Imaginez des ruelles
qui n’en sont pas : sentiers, escaliers, passages couverts et même un
ravin cimenté. Tous très escarpés car étagés sur une pente ardue. Imaginez des frondaisons immenses recouvrant les maisons,
imaginez des cours ombragées où l’on boit le thé en parlant anglais, des
voûtes, des arches, et des pierres, des pierres partout, sur les toits, les
murs, les rues et même au plafond des passages couverts.
Des arbres, des
fleurs, des lianes, un couvert végétal filtrant la lumière et enveloppant d’un
voile vert votre balade..
Voici le très ancien four à pain, four majestueux,
dont le toit enjambe la rue, dont la porte est faite d’une lourde pierre
cerclée de fer, porte que l’on ouvre sur un antre noir que la lumière du flash
va réveiller un court instant, photo surprise.
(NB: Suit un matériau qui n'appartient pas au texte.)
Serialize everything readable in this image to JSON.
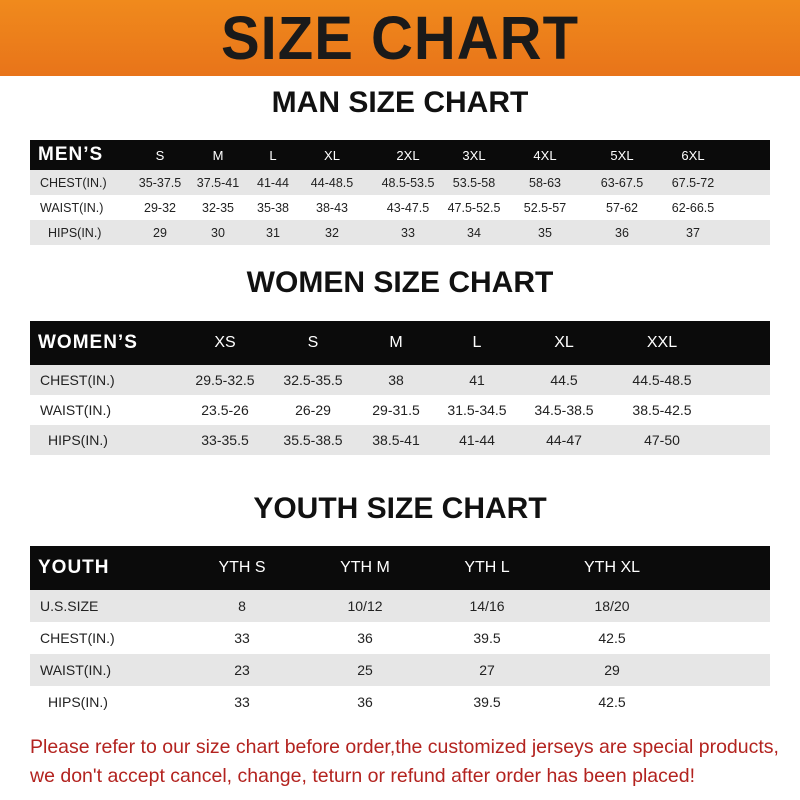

On croirait un court instant sentir l'odeur de la croûte, de la mie chaleureuse du temps d'antan.
Intérieur du four |
La porte du four |
Et puis le chant des cigales
par-dessus tout ce décor.
Imaginez et si vous le
trouvez, certes pas sur votre route, c’est une impasse, mais au hasard de votre
curiosité, prenez le temps de vous y promener, d’user vos mollets dans les
sévères grimpes et savourez…
Lorsque je revins à ma
voiture, garée près du pont aux quatre arches, je descendis à la rivière, filet d’eau chantonnant
et étroit.
Le passé parla du temps où le pont n’existait pas, ou un chemin
pavé, passant à gué reliait le village à la vallée ; les jardins en ruine
ou non, racontent la domestication de l’eau, l’occupation minutieuse et
vivrière des lieux, les fruitiers qui s’étageaient au fil de l’eau et soudain incongru
et poétique, dans ce hameau où l’on ne veut attirer personne, un panneau m’invita…Je
n’entrai pas…Et pourtant j’aurais pu…
Mais si vous manquez ce hameau, il en est d'autres, en Hérault, tout aussi charmants, poétiques et surprenants, je me souviens en avoir parcourus quelques uns au temps de mes anciens vagabondages. Dans ces derniers, il y a toujours un hameau oublié qui me tend ses bras ruinés mais vivants, vivants de cette nouvelle vie que leur donne leur condition de ruine dans la lumière glauque de la végétation qui les envahit.